Required attachments
The CT600 alone is not sufficient. You must also file:
| Attachment | Format | Purpose |
|---|---|---|
| Statutory accounts | iXBRL | Balance sheet, profit and loss, notes |
| Corporation Tax computation | iXBRL or PDF | Shows adjustments from accounting profit to taxable profit |
| Capital allowances computation | Included in CT computation | Details of each allowance claimed |
iXBRL (inline eXtensible Business Reporting Language) is a tagged data format that HMRC’s systems can read automatically. Most accounting and tax software generates iXBRL files. If you are preparing accounts manually, you will need a separate iXBRL tagging tool.
Filing the CT600
All CT600s must be filed electronically. You can either use HMRC’s online service (log in with Government Gateway, enter data manually and upload iXBRL files) or file directly through commercial accounting software, which is faster and reduces data entry errors.
Filing deadline
The CT600 must be filed within 12 months of the end of your accounting period. This is three months after the Corporation Tax payment deadline.

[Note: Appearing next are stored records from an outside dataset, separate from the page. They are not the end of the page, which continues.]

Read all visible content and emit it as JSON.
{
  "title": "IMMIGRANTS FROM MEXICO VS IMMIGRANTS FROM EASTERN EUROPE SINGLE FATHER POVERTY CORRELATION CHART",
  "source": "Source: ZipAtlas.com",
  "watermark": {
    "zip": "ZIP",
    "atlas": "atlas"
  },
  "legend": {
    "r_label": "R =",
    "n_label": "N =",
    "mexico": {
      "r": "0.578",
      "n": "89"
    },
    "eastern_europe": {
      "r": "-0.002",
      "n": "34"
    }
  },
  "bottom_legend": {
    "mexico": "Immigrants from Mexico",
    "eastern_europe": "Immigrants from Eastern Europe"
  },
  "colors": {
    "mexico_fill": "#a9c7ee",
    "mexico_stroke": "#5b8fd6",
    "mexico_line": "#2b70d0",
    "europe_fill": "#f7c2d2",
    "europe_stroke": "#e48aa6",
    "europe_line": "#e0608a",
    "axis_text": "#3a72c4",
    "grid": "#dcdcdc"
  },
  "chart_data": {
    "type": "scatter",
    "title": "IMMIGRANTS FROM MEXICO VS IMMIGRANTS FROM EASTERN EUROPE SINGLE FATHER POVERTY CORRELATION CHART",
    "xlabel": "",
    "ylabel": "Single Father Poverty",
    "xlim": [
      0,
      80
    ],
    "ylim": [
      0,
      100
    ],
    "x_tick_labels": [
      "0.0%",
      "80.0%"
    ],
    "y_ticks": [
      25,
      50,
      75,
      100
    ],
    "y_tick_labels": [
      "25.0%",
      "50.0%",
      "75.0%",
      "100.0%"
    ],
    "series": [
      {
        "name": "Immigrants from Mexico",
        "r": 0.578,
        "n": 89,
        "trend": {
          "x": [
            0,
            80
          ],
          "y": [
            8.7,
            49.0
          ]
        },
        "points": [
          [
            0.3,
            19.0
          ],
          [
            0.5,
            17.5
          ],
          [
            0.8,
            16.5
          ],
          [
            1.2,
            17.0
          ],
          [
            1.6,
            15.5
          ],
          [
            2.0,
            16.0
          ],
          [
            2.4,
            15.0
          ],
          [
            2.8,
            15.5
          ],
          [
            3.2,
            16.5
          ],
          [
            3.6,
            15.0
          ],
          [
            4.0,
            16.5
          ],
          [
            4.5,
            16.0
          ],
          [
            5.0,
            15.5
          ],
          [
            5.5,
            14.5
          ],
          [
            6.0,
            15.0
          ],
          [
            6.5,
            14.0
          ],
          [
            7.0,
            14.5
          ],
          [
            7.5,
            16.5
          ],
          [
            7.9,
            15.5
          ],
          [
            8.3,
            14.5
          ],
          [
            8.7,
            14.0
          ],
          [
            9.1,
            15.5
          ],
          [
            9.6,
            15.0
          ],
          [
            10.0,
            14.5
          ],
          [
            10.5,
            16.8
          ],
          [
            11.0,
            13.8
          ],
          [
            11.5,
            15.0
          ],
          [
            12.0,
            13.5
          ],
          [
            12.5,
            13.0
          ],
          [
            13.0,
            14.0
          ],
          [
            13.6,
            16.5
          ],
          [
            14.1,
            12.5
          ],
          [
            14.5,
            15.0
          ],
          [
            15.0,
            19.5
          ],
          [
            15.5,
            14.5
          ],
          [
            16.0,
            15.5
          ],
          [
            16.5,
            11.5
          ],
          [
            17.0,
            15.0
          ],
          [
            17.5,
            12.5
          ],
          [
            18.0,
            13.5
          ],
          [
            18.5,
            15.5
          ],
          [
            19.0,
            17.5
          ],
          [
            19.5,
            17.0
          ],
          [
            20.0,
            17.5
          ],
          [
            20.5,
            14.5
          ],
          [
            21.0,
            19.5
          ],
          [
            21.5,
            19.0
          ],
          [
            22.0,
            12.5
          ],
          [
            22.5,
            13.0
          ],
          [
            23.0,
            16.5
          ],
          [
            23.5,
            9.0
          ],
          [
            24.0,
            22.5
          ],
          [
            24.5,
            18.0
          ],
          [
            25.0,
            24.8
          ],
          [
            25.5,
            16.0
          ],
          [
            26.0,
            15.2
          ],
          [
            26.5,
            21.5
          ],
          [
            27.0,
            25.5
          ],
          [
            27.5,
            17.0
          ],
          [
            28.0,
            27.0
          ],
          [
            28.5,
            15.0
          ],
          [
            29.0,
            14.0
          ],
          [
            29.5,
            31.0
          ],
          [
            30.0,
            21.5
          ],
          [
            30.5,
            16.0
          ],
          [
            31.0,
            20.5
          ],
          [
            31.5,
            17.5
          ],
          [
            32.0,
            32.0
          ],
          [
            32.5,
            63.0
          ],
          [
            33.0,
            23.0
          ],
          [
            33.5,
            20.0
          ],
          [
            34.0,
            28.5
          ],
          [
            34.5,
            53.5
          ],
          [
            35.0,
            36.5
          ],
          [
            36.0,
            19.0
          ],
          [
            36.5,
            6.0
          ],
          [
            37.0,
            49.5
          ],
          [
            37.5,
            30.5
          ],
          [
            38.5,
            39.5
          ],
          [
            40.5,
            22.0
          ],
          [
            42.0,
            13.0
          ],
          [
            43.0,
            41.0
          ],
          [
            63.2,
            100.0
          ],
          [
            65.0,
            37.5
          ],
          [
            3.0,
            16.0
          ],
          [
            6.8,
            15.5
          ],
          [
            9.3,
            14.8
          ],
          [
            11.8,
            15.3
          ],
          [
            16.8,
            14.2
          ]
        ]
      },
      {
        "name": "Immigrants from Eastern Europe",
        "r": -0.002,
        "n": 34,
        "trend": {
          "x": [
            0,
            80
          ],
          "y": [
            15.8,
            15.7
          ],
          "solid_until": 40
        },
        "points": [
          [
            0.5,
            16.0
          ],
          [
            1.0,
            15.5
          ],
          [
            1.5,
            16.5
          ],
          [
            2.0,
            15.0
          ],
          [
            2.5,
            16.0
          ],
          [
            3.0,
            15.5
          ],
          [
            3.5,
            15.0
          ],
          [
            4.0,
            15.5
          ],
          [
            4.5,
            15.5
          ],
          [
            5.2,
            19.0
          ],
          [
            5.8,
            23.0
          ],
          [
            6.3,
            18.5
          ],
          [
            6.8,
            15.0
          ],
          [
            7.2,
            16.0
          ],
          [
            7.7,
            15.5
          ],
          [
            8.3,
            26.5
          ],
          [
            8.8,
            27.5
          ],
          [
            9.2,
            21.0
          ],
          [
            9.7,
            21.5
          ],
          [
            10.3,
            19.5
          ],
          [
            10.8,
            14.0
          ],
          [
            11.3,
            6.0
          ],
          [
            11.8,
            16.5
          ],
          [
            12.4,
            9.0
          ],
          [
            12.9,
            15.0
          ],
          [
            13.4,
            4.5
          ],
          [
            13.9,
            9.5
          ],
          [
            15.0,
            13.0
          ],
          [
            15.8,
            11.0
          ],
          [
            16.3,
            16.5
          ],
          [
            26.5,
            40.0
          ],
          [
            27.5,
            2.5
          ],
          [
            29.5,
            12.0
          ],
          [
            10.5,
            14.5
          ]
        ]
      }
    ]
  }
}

| Accounting period end | Payment deadline | Filing deadline |
|---|---|---|
| 31 March | 1 January following year | 31 March following year |
| 31 December | 1 October following year | 31 December following year |
Penalties for late filing
| Delay | Penalty |
|---|---|
| 1 day | £100 |
| 3 months | Additional £100 |
| 6 months | 10% of unpaid tax (HMRC estimate) |
| 12 months | Additional 10% of unpaid tax |
If your CT600 is late three consecutive times, the £100 penalties increase to £500 each.
Amending and special situations
You can amend a CT600 within 12 months of the filing deadline. After that, only HMRC can make changes through a discovery assessment. File the amendment through the same route you used for the original return.
If your company was dormant or had no trading activity, you must still file a CT600 if HMRC has issued a notice to file. The return will show zero turnover and zero tax, but it must still be filed with the iXBRL accounts attached. If HMRC has confirmed they will not issue notices, you do not need to submit until the company starts trading again.
If your first accounting period exceeds 12 months, you must file two CT600s – one for the first 12 months and one for the remaining period. Income and expenses must be apportioned between them.
After filing
Once HMRC processes your CT600, they may accept it, open an enquiry within 12 months, or issue a discovery assessment later. Keep all supporting records for at least six years after the end of the accounting period.